Page 3 of 3
Re: TCP/UDP ports stop responding
Posted: Thu Aug 11, 2016 4:39 pm
by mcapra
Just a quick update on this, definitely looks like there's some weirdness happening with 10 nodes. My lsof counts are also incredibly high in a 10 node environment even if the number of logs being sent is relatively low. We'll continue to monitor this and provide updates.
Re: TCP/UDP ports stop responding
Posted: Sun Aug 14, 2016 10:34 am
by jspink
mcapra wrote:Just a quick update on this, definitely looks like there's some weirdness happening with 10 nodes. My lsof counts are also incredibly high in a 10 node environment even if the number of logs being sent is relatively low.

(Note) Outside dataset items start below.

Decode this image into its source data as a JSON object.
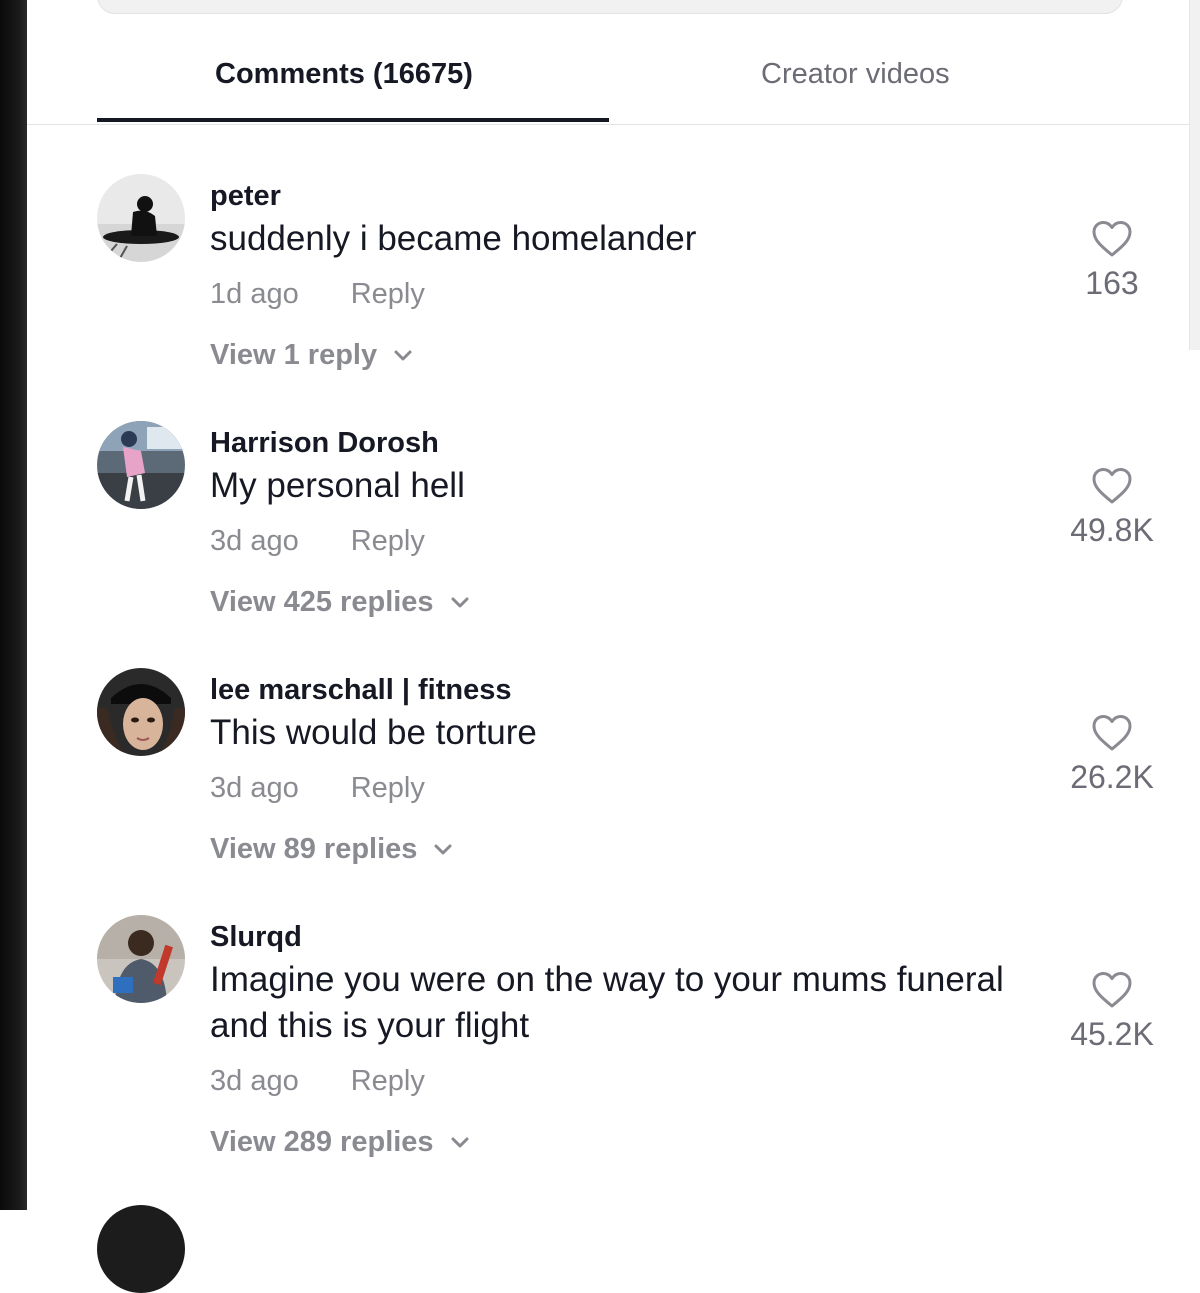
{
  "tabs": {
    "comments": "Comments (16675)",
    "creator_videos": "Creator videos"
  },
  "comments": [
    {
      "username": "peter",
      "text": "suddenly i became homelander",
      "time": "1d ago",
      "reply": "Reply",
      "view_replies": "View 1 reply",
      "likes": "163"
    },
    {
      "username": "Harrison Dorosh",
      "text": "My personal hell",
      "time": "3d ago",
      "reply": "Reply",
      "view_replies": "View 425 replies",
      "likes": "49.8K"
    },
    {
      "username": "lee marschall | fitness",
      "text": "This would be torture",
      "time": "3d ago",
      "reply": "Reply",
      "view_replies": "View 89 replies",
      "likes": "26.2K"
    },
    {
      "username": "Slurqd",
      "text": "Imagine you were on the way to your mums funeral and this is your flight",
      "time": "3d ago",
      "reply": "Reply",
      "view_replies": "View 289 replies",
      "likes": "45.2K"
    }
  ],
  "icons": {
    "like": "heart-outline-icon",
    "expand": "chevron-down-icon"
  },
  "colors": {
    "primary_text": "#161823",
    "secondary_text": "#8a8b91",
    "tab_underline": "#161823"
  }
}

We'll continue to monitor this and provide updates.
Dropped to 9 nodes - sometime between 4pm Friday and 11am Sunday, 6 of the remaining nodes stopped responding all together, so I had 3 nodes attempting to take in logs for everything.
Had to reboot all nodes, so lsof isn't going to be helpful, and since I have a ton of servers trying to catch up to 2 days of logs, i doubt a tail of the logstash log will help much either, but wanted to let you know it happened.
Re: TCP/UDP ports stop responding
Posted: Mon Aug 15, 2016 12:33 pm
by mcapra
This looks like an issue with Logstash that traces back a few months:
https://github.com/elastic/logstash/issues/4815
https://github.com/elastic/logstash/issues/4225
Others have remedied the problem by scheduling the logstash service to restart on a regular interval (via cron). You could give that a shot, though I realize this is less than ideal. From what I gather, logstash is at times not properly closing connections which creates a sort of blockage on the back-end.
I have filed an internal bug report for this issue (ID 9305).
Re: TCP/UDP ports stop responding
Posted: Mon Aug 15, 2016 2:19 pm
by jspink
mcapra wrote:This looks like an issue with Logstash that traces back a few months:
https://github.com/elastic/logstash/issues/4815
https://github.com/elastic/logstash/issues/4225
Others have remedied the problem by scheduling the logstash service to restart on a regular interval (via cron). You could give that a shot, though I realize this is less than ideal. From what I gather, logstash is at times not properly closing connections which creates a sort of blockage on the back-end.
I have filed an internal bug report for this issue (ID 9305).
cron jobs set - we had discussed doing this internally, but wanted to wait for your findings.
So with the bug report being entered, does this mean your devs will continue to look for a solution, or if the cron jobs resolve the issue, will it be left to stand?
Re: TCP/UDP ports stop responding
Posted: Mon Aug 15, 2016 2:33 pm
by mcapra
As a bug report was submit, it's going to be addressed one way or another by them.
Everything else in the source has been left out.